Whenever one of the big boys of the tech world launch a new app, there are bound to be comparisons with existing services. For that reason, you might think that Facebook Poke getting called a Snapchat rip-off is nothing out of the ordinary. In this case however, the allegations aren’t a mere snap response (pun intended); the new Poke app not only has the same basic concept as Snapchat, it even copies its features and interface to a large extent. If you don’t already know, Snapchat is touted as the most efficient real-time picture messenger that has the ability to automatically destroy messages after a fixed period of time. Facebook Poke does all the same things, but it might gain popularity owing to the fact that you don’t have to create a new account and invite all your friends to the app; every Facebook friend of yours who is on iOS gets listed by Poke automatically, and you can start a conversation with a single tap.

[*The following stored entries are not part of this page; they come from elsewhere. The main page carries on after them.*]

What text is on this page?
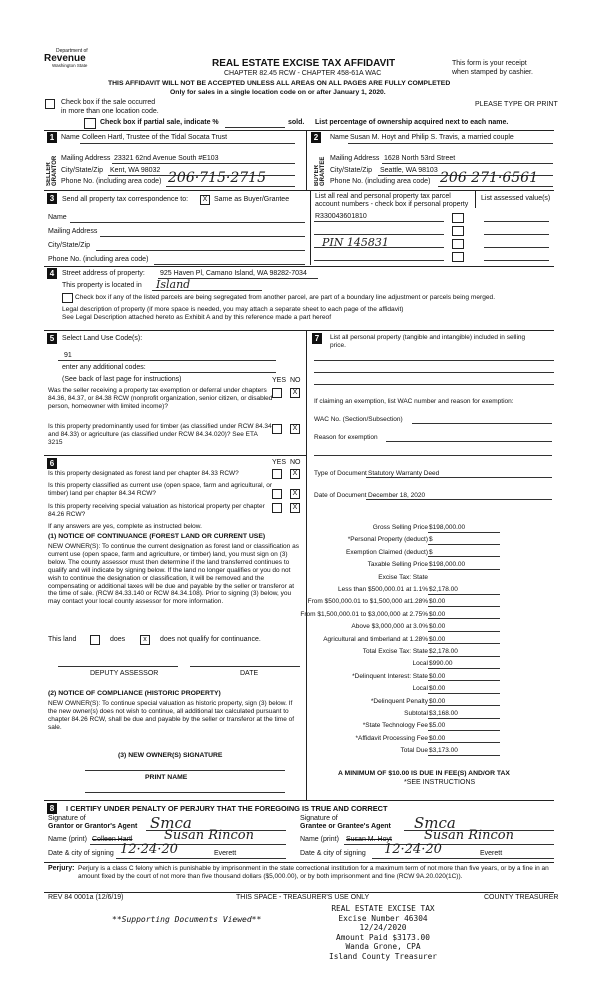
Department of
Revenue
Washington State	REAL ESTATE EXCISE TAX AFFIDAVIT
CHAPTER 82.45 RCW - CHAPTER 458-61A WAC
This form is your receipt
when stamped by cashier.
THIS AFFIDAVIT WILL NOT BE ACCEPTED UNLESS ALL AREAS ON ALL PAGES ARE FULLY COMPLETED
Only for sales in a single location code on or after January 1, 2020.
Check box if the sale occurred
in more than one location code.
PLEASE TYPE OR PRINT
Check box if partial sale, indicate %	sold. List percentage of ownership acquired next to each name.
1 Name Colleen Hartl, Trustee of the Tidal Socata Trust
SELLER GRANTOR Mailing Address 23321 62nd Avenue South #E103
City/State/Zip Kent, WA 98032
Phone No. (including area code) 206·715·2715
2	Name Susan M. Hoyt and Philip S. Travis, a married couple
BUYER GRANTEE Mailing Address 1628 North 53rd Street
City/State/Zip Seattle, WA 98103
Phone No. (including area code) 206 271·6561
3	Send all property tax correspondence to:	X Same as Buyer/Grantee	List all real and personal property tax parcel
account numbers - check box if personal property
List assessed value(s)
Name
Mailing Address
City/State/Zip
Phone No. (including area code)
R330043601810
PIN 145831
4	Street address of property: 925 Haven Pl, Camano Island, WA 98282-7034
This property is located in Island
Check box if any of the listed parcels are being segregated from another parcel, are part of a boundary line adjustment or parcels being merged.
Legal description of property (if more space is needed, you may attach a separate sheet to each page of the affidavit)
See Legal Description attached hereto as Exhibit A and by this reference made a part hereof
5	Select Land Use Code(s):
91
enter any additional codes:
(See back of last page for instructions)	YES NO
Was the seller receiving a property tax exemption or deferral under chapters 84.36, 84.37, or 84.38 RCW (nonprofit organization, senior citizen, or disabled person, homeowner with limited income)?
X
Is this property predominantly used for timber (as classified under RCW 84.34 and 84.33) or agriculture (as classified under RCW 84.34.020)? See ETA 3215
X
6	YES NO
Is this property designated as forest land per chapter 84.33 RCW?	X
Is this property classified as current use (open space, farm and agricultural, or timber) land per chapter 84.34 RCW?	X
Is this property receiving special valuation as historical property per chapter 84.26 RCW?
X
If any answers are yes, complete as instructed below.
(1) NOTICE OF CONTINUANCE (FOREST LAND OR CURRENT USE)
NEW OWNER(S): To continue the current designation as forest land or classification as current use (open space, farm and agriculture, or timber) land, you must sign on (3) below. The county assessor must then determine if the land transferred continues to qualify and will indicate by signing below. If the land no longer qualifies or you do not wish to continue the designation or classification, it will be removed and the compensating or additional taxes will be due and payable by the seller or transferor at the time of sale. (RCW 84.33.140 or RCW 84.34.108). Prior to signing (3) below, you may contact your local county assessor for more information.
This land	does	x	does not qualify for continuance.
DEPUTY ASSESSOR	DATE
(2) NOTICE OF COMPLIANCE (HISTORIC PROPERTY)
NEW OWNER(S): To continue special valuation as historic property, sign (3) below. If the new owner(s) does not wish to continue, all additional tax calculated pursuant to chapter 84.26 RCW, shall be due and payable by the seller or transferor at the time of sale.
(3) NEW OWNER(S) SIGNATURE
PRINT NAME
7	List all personal property (tangible and intangible) included in selling price.
If claiming an exemption, list WAC number and reason for exemption:
WAC No. (Section/Subsection)
Reason for exemption
Type of Document Statutory Warranty Deed
Date of Document December 18, 2020
Gross Selling Price $198,000.00
*Personal Property (deduct) $
Exemption Claimed (deduct) $
Taxable Selling Price $198,000.00
Excise Tax: State
Less than $500,000.01 at 1.1% $2,178.00
From $500,000.01 to $1,500,000 at1.28% $0.00
From $1,500,000.01 to $3,000,000 at 2.75% $0.00
Above $3,000,000 at 3.0% $0.00
Agricultural and timberland at 1.28% $0.00
Total Excise Tax: State $2,178.00
Local $990.00
*Delinquent Interest: State $0.00
Local $0.00
*Delinquent Penalty $0.00
Subtotal $3,168.00
*State Technology Fee $5.00
*Affidavit Processing Fee $0.00
Total Due $3,173.00
A MINIMUM OF $10.00 IS DUE IN FEE(S) AND/OR TAX
*SEE INSTRUCTIONS
8	I CERTIFY UNDER PENALTY OF PERJURY THAT THE FOREGOING IS TRUE AND CORRECT
Signature of
Grantor or Grantor's Agent Smca
Name (print) Colleen Hartl Susan Rincon
Date & city of signing 12·24·20	Everett
Signature of
Grantee or Grantee's Agent Smca
Name (print) Susan M. Hoyt Susan Rincon
Date & city of signing 12·24·20	Everett
Perjury: Perjury is a class C felony which is punishable by imprisonment in the state correctional institution for a maximum term of not more than five years, or by a fine in an amount fixed by the court of not more than five thousand dollars ($5,000.00), or by both imprisonment and fine (RCW 9A.20.020(1C)).
REV 84 0001a (12/6/19)	THIS SPACE - TREASURER'S USE ONLY	COUNTY TREASURER
**Supporting Documents Viewed**
REAL ESTATE EXCISE TAX
Excise Number 46304
12/24/2020
Amount Paid $3173.00
Wanda Grone, CPA
Island County Treasurer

If you are already using the official Facebook app on your iPhone, there is no login procedure. Simply launch Poke and you are good to go. Rather than letting you choose a contact before starting a new chat session, Poke just lists all the items that can be shared via the app. Once you have written your text or snapped a photo, one or more recipients can be selected. Poke lets you add your location to messages, and if you want to send nothing more than an old-fashioned poke, there is a button for that too. Regarding incoming pokes, long-press on any thread on the app’s main screen to see if you have received any new ones.
All text messages, images and videos shared via Poke are available to the recipients only for a limited period of time. You can select this interval using the button located in the middle of the top bar. The possible choices range from a second to 10 seconds, and the countdown starts only when the other person has opened the message, so you don’t have to worry about things going to waste. Like Snapchat, users are notified if the recipient takes a screenshot of any message. A flash icon appears next to threads containing messages whose screenshot has been captured.
The still camera in Poke doesn’t have access to the camera roll of your device, and is only usable for sending pictures shot from within the app. Once a photo has been snapped, you can also doodle on it or add some text. It is possible to scrawl over photos in various colors, but the text input has to be in black only. When it comes to videos, there are no text options; furthermore, Poke only captures a clip for as long as you press and hold the recording button and as soon as it is released, the recording stops and is ready to be shared with any Poke contact.
The only area where Facebook Poke is worse off than Snapchat is its unavailability on Android, and once the app appears in the Play Store, it might drive all its competitors to extinction. For now, Poke is available as a free app optimized for iPhone (including iPhone 5) and iPod touch devices.